The question:  “Are nonprofit executives paid too much?” My answer:  “It depends!”

Here are some factors to consider.  Please leave a comment with other factors that are important to the issue of nonprofit executive compensaion

  • Some subsectors of the nonprofit sector do operate in direct competition with for-profit entities.
    • Consequence:  This competition is not only for service delivery but also for employees.
    • Subsector examples:  Hospitals, day care programs, nursing homes, cultural/arts organizations, and educational institutions often compete with for-profits.
  • Increased competition (with for-profit businesses and among nonprofits) has lead to increased professionalization in the nonprofit sector.
    • Higher Expectations:  There is a demand for nonprofit executives with more professional experience and more educational credentials.  (Here’s a list of Master’s level programs.)
    • Transferable Skills:  Anecdotal information suggests that business executives are increasingly interested and transitioning to nonprofit careers.  (Here’s a related article.)
    • Argument:  Nonprofit executives should be compensated, according to their skills, experience, and education.
  • Some people argue for legal compensation caps (with a specified $ maximum) because nonprofits receive tax exemption benefits.
    • Reasoning:  The government is financially invested in the nonprofit sector and has a legitimate ability to set limitations on its financial operations.  (Here’s an article.)
    • Further thoughts:  Some persons also argue that a compensation cap is reasonable because nonprofits receive government grants and contracts.
    • Important note:  For-profit businesses also receive government contracts and are not legally limited in compensation packages.
  • The nonprofit sector receives approximately 15% of its revenue from charitable contributions; individual donations represent 75% of total charitable contributions.  In 2008, this equated to $229.28 billion (Giving USA).  Some argue that the general public is not interested in supporting 6-figure salaries.  (Certainly, the public comments on the news story indicate outrage!)
    • Suggestion for donors:  You can always specific how your gift will be allocated – only to direct program costs.  Nonprofits, then, can refuse your gift if they do not want to honor your gift restrictions.
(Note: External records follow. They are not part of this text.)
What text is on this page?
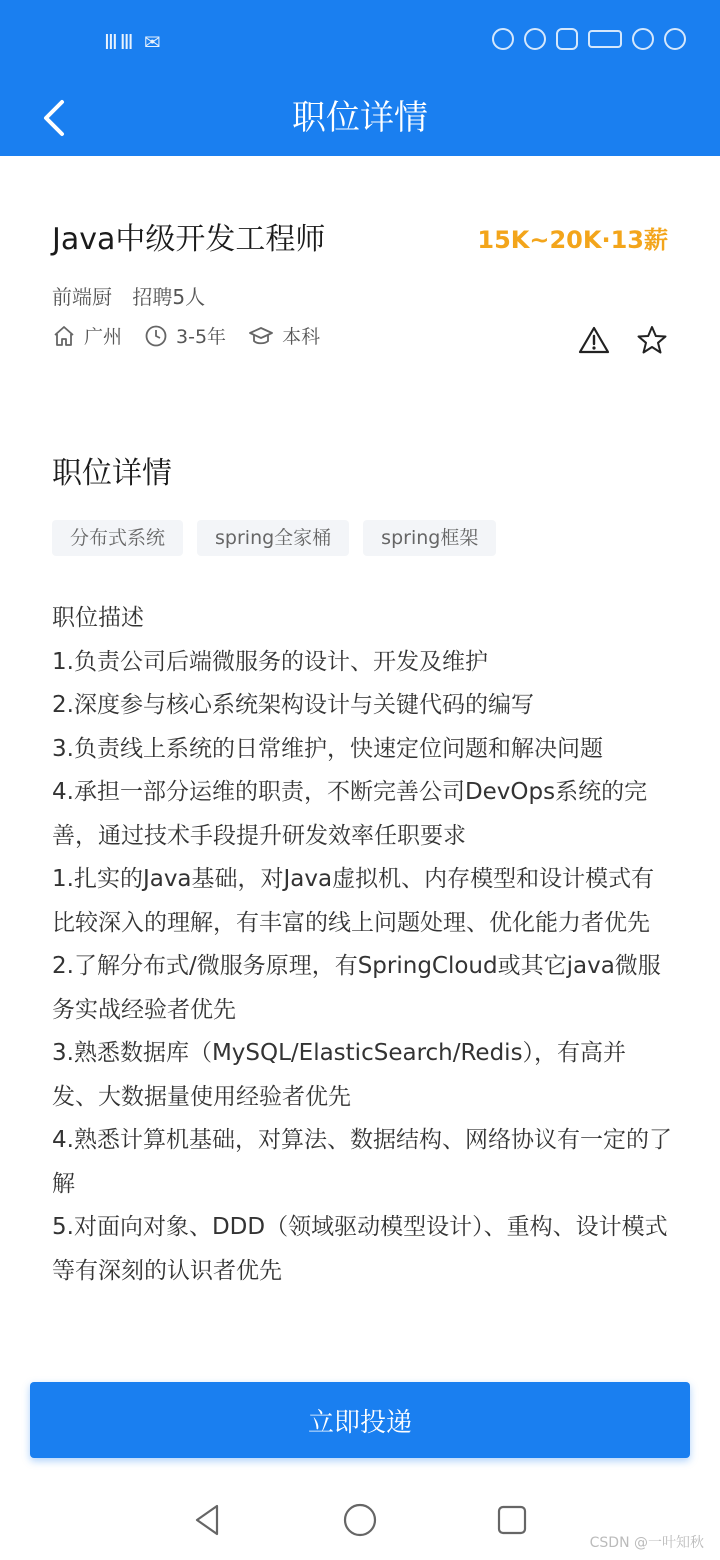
ⅢⅢ ✉
职位详情
Java中级开发工程师	15K~20K·13薪
前端厨 招聘5人
广州	3-5年	本科
职位详情
分布式系统	spring全家桶	spring框架
职位描述
1.负责公司后端微服务的设计、开发及维护
2.深度参与核心系统架构设计与关键代码的编写
3.负责线上系统的日常维护，快速定位问题和解决问题
4.承担一部分运维的职责，不断完善公司DevOps系统的完善，通过技术手段提升研发效率任职要求
1.扎实的Java基础，对Java虚拟机、内存模型和设计模式有比较深入的理解，有丰富的线上问题处理、优化能力者优先
2.了解分布式/微服务原理，有SpringCloud或其它java微服务实战经验者优先
3.熟悉数据库（MySQL/ElasticSearch/Redis），有高并发、大数据量使用经验者优先
4.熟悉计算机基础，对算法、数据结构、网络协议有一定的了解
5.对面向对象、DDD（领域驱动模型设计）、重构、设计模式等有深刻的认识者优先
立即投递
CSDN @一叶知秋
    • Further action:  You can find detailed financial information about reporting nonprofits on their IRS 990 tax forms.  It does include compensation data on the top five paid employees.  Free access is available at Guidestar and the Foundation Center.  Here’s an article that explains how to read the 990 tax form.
    • A warning:  Organizational financial positions are much more than the numbers.  Each organization faces very different circumstances that may not be authentically represented in a quantitative format.
  • There are still other factors to consider…
    • Cost of living varies considerably by geographic location.  (Here’s a calculator.)
    • Health care costs are increasingly expensive and affects total compensation packages.  (Here’s some data.)
    • Pay discrimination, based on gender and race, exists in the nonprofit sector – particularly for high-level positions.  (Here’s a research article.)
    Please leave a comment.  What other factors must be considered when discussing nonprofit executive compensation?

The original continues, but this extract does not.